The city of Anchorage is unique in a number of ways, not the least of which is being the capital of the “Last Frontier”, Alaska. The Anchorage real estate market is particularly notable for remaining quite stable and not volatile when compared to the lower 48 states. Anchorage has never been in a large amount of trouble by any measure of the term - the foreclosure rate for Anchorage is almost a model for the rest of the country because of its resilience in the face of the nationwide economic recession.
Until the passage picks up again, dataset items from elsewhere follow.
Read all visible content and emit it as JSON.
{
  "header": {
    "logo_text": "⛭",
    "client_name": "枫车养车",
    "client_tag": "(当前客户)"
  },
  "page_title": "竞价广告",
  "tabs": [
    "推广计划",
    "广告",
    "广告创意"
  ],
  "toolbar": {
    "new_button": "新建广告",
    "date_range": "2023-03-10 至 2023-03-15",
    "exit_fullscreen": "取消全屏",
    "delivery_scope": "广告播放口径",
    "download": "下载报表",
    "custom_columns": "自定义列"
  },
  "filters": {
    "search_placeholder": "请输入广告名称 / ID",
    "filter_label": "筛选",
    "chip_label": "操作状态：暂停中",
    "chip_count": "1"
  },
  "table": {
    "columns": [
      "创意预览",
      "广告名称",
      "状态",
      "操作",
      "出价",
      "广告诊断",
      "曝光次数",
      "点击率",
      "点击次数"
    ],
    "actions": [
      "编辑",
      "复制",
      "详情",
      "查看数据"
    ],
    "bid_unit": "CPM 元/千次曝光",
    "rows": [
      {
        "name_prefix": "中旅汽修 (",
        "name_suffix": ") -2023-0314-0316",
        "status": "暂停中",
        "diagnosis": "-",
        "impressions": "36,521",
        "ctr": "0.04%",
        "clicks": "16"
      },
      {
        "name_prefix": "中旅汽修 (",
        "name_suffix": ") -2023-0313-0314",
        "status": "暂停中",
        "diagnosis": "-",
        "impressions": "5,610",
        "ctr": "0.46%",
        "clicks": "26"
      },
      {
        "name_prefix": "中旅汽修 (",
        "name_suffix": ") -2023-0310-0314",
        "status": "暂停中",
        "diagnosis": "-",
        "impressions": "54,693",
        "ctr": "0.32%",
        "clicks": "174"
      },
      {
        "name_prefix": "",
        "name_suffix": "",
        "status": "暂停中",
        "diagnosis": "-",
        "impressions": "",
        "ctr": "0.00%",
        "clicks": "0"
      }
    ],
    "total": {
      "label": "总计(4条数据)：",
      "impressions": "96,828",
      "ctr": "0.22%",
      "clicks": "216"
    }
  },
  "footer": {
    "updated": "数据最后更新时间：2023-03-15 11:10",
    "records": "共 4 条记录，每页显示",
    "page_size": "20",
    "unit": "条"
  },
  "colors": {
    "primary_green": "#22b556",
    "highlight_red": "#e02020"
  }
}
The Anchorage real estate market was brought down somewhat by the bursting of the local real estate bubble and some local sub-prime mortgages, but most signs indicate that a recovery is impending.
According to Realtor Paulie Hofseth, writing in the Realty Times on July 2, 2009, “the Anchorage market remains active especially in the under $350,000 purchase price range. Inventory is starting to pick up as it normally does this time of year. It's good news for sellers that there are fewer homes on the market this May than in 2008. In fact, inventory for May 2009 was down about 4.8 percent from may 2008.” Matt Dimick, also an Anchorage realtor, made the further observation that “home sales are still very steady”, although he did add that due to a light rash of short sales and foreclosures, that Anchorage should still be considered a buyers' market.
The overall economy of Alaska, however, seems to be faring slightly worse than the Anchorage real estate market. According to an article in the Alaska Journal of Commerce dated July 23, 2009, “It's official, Alaska is now listed as being immersed in the nation's recessionary woes. Still, in relative terms, it's better her than in most places in the US, according to a state economist.” A June 13, 2009 article in the Anchorage Daily News found that the foreclosure rate in Anchorage is actually lower than when the crisis began a year ago, while a second article from the same date characterized local real estate sales as “right-sized.”